Aside from its observations on bent penises, the paper uncovered something else that was truly unexpected: namely, the effect sex has on the female bladder. As many women can attest, there’s something about vaginal sex that prompts the bladder to rapidly fill, as observed in every female participant over the course of the 13 experiments. And to this day scientists still aren’t sure why.

“In every final scan we could see a big, full bladder, even though most of the women went to the toilet before they went inside the MRI,” explains Pek with comical astonishment. “We think it might be evolution’s way to force women to urinate after sex. Perhaps our ancestors developed this function to avoid urinary tract infections, but that’s only a hypothesis.”

Today, Pek is retired and lives with his partner in a sprawling farmhouse in the Dutch countryside. He says he’s proud of the study, even though he says it inadvertently revealed to him a kind of cowardice inherent to scientific study. He describes how after the 1999 paper was lauded by Science magazine, everyone who’d previously wanted nothing to do with them suddenly clamoured for credit.

“People who’d actively tried to shut us down were later providing quotes to the press, or listing their participation on their resumes,” Pek clucks, shaking his head. “Success has many fathers, obviously.”

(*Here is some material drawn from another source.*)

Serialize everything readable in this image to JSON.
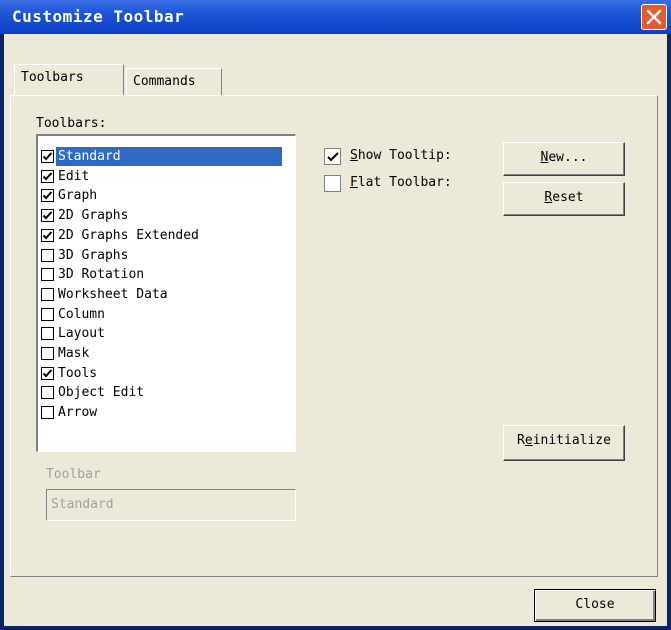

Ida says she also discovered something frustrating about human nature, which was how everyone got so hung up on sex. To this day she says her friends and family still laugh about the time she shagged her boyfriend in an MRI, even though many are tertiary-educated adults approaching retirement. In particular she finds this reaction odd around the university, where her giggly colleagues are academics working in social sciences in one of the world’s most progressive cities.

“In many ways I think we’re going backwards,” Ida says. “I grew up in a time when sex wasn’t a big deal, and we’d always go bathing naked and people seemed more open minded. Now, people just seem to be getting more and more conservative.”

Nonetheless, Ida says she’s incredibly proud of the small contribution she made towards gender equality in the science of arousal. She had no idea what she was getting herself into that morning in 1991, but she’s incredibly happy she went ahead with it. Even if the experiment was mostly run by men.